しかも、その中には原材料などの表示義務が免除されているものが多数含まれている。そのため、消費者は遺伝子組み換え食品を食べていることを認識できない。知らないうちに多量の“毒”を体内に取り込んでいる可能性が高いわけである。

たとえば食用油は、遺伝子組み換え作物を原料としているかどうかの表示義務が、免除されている。国内で生産されるコーン油と菜種オイルの大半は、その原料を、海外からの輸入に頼っている。

国内大手のJ-オイルミルズに、同社の商品『コクとうまみの大豆の油』について聞くと、「わたしどもの原料は不分別の品でして、遺伝子組み換え作物が混じっている作物でございますが、割合についてはご案内させていただいておりません」と、混入はあっさり認めるものの、その比率が5割なのか9割なのか、比率は開示しない(詳細は後述)。

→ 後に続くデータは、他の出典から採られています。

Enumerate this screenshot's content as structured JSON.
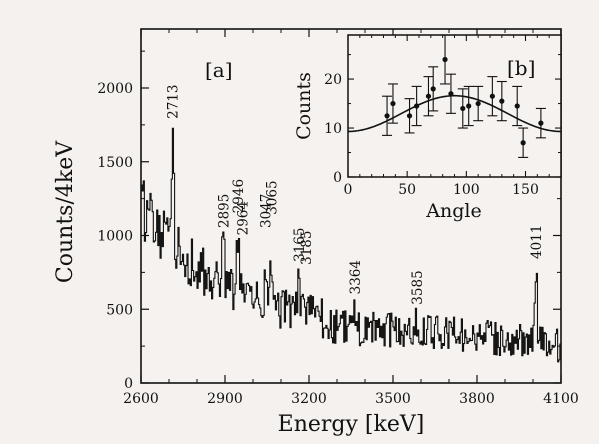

この対応はどの大手メーカーも同様で、消費者は混入の有無も比率も、何らの情報も食品表示から知ることができない仕組みだ。6年前の状況から何ら変わっていない。

これは、グローバリゼーションの中で、日本政府が、モンサント社などの遺伝子組み換え技術が使用された海外産の安価な農作物を輸入しやすくする政策を取っているためだ。国民の健康リスクをかえりみず、規制を緩くしている。今年4月に予定される種子法の廃止も、こうした流れの中で取られた措置にほかならない。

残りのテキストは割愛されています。